Depending on what you're looking at, when you look, and where you look, mortgage rates could either be amazing or terrible. Large, upstanding, secure, solvent, excellent lenders are as much as a full percentage point apart from one another on the same loan quote. That essentially NEVER happens in the mortgage market--not with all of those qualifiers anyway.
This is a symptom of the "mess" that coronavirus has made of the financial market. For those that want to pretend there's some unique mortgage-specific issue that makes things more difficult for the mortgage market versus other sectors, look around you. To whatever extent it's been "inconvenient" for the average 401k to lose more than 20% of its value in 3-4 weeks, the mortgage market has faced "inconveniences" on a similar scale. Compared to airlines, oil, retail, food service, and a laundry list of other sectors hit hard by COVID, the mortgage industry merely gets a participation trophy in this race to terrible.

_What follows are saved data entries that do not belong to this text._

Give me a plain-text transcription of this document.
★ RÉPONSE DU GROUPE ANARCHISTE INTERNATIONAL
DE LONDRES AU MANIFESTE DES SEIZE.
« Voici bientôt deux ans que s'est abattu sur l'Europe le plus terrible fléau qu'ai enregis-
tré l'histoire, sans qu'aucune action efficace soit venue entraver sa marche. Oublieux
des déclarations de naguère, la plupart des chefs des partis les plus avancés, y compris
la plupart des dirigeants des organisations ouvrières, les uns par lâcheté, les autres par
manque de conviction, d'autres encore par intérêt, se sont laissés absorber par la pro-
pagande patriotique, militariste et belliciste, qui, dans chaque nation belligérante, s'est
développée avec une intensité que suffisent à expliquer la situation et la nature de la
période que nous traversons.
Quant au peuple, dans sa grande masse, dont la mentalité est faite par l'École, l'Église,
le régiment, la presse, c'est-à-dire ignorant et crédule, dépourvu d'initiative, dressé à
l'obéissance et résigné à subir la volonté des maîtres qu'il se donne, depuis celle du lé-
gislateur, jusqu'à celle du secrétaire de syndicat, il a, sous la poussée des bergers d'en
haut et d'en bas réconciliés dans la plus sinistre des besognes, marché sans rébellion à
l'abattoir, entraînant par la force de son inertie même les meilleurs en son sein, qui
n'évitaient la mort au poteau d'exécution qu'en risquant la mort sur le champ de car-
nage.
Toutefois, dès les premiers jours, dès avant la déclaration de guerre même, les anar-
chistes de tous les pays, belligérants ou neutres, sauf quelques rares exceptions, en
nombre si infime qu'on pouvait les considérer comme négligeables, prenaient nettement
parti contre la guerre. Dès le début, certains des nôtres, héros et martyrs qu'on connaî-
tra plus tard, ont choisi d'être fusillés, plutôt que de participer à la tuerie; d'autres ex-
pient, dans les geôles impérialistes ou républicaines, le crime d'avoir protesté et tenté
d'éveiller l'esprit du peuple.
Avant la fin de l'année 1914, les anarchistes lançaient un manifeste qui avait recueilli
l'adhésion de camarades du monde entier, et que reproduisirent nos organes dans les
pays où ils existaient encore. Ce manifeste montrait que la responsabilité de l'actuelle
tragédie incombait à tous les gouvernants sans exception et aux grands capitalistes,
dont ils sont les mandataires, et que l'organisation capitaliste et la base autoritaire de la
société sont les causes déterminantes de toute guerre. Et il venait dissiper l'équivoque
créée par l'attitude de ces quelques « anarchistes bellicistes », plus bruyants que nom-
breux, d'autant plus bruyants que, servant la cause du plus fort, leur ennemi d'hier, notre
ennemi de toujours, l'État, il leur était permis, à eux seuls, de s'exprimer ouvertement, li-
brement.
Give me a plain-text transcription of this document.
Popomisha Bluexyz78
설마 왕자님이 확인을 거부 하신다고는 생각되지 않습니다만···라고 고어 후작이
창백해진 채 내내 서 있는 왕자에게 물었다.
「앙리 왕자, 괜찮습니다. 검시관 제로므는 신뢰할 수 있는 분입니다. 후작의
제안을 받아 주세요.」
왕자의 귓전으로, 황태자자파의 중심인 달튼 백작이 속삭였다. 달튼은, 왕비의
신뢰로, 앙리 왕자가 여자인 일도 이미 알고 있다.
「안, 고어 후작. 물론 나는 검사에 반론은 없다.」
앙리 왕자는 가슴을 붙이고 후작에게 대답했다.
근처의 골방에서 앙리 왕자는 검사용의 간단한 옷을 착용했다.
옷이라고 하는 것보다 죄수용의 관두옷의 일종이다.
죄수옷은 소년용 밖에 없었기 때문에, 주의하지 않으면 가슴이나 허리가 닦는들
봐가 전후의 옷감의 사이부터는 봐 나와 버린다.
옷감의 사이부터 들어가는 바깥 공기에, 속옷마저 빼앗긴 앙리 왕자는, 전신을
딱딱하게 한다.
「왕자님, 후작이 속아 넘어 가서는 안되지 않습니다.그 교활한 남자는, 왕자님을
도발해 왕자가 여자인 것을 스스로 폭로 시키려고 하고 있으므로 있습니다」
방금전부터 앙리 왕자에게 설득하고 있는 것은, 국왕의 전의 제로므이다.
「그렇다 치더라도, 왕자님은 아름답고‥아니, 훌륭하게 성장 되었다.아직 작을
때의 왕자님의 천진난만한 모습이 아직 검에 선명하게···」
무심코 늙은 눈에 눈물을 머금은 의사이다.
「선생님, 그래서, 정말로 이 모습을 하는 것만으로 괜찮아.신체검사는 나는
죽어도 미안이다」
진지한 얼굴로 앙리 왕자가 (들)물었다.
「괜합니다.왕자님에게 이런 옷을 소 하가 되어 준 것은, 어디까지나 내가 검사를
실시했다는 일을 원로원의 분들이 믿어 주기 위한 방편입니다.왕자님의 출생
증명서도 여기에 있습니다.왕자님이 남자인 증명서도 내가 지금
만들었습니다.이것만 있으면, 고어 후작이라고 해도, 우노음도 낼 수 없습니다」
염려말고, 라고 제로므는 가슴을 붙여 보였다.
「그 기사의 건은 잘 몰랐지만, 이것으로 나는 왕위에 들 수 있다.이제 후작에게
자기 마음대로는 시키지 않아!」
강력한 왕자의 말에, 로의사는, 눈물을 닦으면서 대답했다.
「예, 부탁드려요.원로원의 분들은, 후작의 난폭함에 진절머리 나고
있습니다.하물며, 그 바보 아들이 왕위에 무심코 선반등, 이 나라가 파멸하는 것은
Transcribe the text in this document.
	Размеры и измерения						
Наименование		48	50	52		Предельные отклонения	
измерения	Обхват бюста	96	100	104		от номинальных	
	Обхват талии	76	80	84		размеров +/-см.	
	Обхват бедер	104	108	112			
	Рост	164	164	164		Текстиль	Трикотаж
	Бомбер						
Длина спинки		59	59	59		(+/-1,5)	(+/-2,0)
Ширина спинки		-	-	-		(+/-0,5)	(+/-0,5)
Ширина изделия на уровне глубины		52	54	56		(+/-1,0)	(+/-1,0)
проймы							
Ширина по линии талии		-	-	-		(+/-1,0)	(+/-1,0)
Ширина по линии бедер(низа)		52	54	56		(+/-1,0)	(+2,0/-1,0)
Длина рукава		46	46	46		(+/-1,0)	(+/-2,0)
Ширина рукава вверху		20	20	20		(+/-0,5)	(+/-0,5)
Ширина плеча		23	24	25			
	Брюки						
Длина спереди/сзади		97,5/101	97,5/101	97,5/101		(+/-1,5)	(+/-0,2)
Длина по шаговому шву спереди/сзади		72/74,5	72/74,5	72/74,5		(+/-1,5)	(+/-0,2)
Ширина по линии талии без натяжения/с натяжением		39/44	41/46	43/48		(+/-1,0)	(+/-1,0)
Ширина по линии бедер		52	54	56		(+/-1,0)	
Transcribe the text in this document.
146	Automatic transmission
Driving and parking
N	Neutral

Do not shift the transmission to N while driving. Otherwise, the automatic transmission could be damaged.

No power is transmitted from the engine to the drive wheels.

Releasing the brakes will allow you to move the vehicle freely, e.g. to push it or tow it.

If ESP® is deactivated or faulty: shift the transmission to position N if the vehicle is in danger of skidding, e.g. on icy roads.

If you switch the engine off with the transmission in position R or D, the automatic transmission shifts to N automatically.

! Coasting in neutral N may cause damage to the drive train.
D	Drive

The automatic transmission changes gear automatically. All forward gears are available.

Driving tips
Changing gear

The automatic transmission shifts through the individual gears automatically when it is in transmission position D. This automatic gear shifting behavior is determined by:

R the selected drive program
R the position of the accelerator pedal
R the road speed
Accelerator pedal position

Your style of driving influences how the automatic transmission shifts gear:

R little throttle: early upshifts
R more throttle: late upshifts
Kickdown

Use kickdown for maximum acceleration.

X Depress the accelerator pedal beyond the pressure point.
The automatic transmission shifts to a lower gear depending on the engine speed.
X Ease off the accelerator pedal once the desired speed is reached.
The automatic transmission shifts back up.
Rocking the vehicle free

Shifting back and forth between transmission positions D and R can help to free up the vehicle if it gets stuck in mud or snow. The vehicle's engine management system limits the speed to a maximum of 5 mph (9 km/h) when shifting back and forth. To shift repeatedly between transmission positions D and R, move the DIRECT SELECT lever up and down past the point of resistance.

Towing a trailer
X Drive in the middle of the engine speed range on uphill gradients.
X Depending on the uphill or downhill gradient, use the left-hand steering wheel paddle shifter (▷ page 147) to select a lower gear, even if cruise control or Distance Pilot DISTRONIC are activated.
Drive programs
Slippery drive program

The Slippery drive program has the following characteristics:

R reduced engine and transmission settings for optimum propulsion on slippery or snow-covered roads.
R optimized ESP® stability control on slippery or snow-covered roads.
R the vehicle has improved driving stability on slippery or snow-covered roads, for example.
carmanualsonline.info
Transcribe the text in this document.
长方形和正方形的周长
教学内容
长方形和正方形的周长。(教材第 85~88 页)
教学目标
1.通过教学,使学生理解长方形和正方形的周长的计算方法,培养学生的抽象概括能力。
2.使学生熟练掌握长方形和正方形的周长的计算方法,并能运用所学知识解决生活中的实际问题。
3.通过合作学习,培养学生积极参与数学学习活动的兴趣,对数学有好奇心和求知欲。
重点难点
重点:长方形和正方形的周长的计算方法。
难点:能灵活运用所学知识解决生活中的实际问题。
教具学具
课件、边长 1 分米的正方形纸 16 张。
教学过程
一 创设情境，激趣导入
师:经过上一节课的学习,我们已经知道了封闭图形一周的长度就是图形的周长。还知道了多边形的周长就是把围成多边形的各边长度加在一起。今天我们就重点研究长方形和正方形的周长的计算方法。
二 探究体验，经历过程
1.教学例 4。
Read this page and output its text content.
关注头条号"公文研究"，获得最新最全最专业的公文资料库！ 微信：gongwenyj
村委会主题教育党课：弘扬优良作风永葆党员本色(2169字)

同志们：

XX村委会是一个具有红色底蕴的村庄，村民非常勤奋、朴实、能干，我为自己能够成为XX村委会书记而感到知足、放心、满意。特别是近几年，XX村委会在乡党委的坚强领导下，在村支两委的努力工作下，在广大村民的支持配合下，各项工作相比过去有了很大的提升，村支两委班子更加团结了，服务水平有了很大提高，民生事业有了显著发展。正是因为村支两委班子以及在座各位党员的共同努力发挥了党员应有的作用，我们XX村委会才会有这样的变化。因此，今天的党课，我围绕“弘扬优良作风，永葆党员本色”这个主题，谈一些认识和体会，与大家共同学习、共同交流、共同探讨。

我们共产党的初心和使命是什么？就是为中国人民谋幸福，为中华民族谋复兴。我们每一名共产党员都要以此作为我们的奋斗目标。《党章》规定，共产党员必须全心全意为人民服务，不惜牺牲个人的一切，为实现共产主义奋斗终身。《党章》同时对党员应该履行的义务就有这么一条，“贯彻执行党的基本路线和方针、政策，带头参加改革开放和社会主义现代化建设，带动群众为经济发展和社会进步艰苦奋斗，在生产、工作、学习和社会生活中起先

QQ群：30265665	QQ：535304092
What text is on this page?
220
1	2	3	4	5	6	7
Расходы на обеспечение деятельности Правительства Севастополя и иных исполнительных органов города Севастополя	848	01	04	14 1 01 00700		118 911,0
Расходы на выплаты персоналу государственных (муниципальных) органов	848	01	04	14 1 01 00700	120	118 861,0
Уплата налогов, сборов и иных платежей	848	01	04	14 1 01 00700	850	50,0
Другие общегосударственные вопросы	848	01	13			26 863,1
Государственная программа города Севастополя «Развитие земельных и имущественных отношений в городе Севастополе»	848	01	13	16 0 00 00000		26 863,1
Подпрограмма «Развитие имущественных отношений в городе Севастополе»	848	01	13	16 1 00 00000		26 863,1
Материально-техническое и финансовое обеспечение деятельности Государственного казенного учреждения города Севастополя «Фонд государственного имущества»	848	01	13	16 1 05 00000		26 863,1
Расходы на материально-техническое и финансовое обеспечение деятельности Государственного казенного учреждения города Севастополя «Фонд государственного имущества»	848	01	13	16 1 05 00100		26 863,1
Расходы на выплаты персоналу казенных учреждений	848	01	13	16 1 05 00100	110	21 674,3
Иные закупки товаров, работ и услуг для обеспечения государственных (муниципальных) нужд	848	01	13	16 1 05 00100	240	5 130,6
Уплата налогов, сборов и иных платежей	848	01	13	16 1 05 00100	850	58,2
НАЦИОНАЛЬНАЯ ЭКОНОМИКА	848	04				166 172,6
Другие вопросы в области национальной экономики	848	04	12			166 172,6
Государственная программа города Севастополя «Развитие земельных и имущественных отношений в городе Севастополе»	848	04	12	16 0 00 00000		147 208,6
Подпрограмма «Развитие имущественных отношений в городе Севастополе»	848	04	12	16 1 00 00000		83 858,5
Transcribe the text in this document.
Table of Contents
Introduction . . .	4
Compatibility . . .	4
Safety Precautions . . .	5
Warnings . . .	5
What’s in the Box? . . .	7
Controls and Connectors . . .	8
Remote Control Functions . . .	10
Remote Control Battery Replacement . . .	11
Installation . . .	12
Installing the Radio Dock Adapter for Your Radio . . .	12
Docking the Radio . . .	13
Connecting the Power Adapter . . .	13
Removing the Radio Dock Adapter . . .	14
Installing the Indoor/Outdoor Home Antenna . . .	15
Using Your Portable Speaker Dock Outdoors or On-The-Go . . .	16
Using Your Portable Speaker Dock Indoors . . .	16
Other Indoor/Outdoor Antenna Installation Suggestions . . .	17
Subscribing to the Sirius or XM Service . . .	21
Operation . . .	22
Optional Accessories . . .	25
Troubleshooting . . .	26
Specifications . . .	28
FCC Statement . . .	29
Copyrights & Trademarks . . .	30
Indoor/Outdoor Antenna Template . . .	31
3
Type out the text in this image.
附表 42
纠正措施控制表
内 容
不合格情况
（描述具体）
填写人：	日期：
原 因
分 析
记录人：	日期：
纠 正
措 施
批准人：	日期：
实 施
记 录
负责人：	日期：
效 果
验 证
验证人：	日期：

Things are terrible! Things will get better!
In the meantime, big discrepancies between lenders will be a way of life. Big intraday changes are the norm (HUGE swings in rate offerings, even at the same lender). Anything with what we in the industry refer to as "hits" will be priced terribly. That refers to any price adjustments for things like lower credit scores, non-owner occupancy, higher loan-to-value rations, etc.
Not all of these issues are linked to the same intermediate problem in the mortgage market, but they are all ultimately traced back to the massive market adjustment brought about by coronavirus. To whatever extent disease statistics move in a reassuring direction, so too would many of the problems created in financial markets. That sounds like common sense to the average stock investor, but it's true for the once-in-a-lifetime inconsistencies in the mortgage market as well.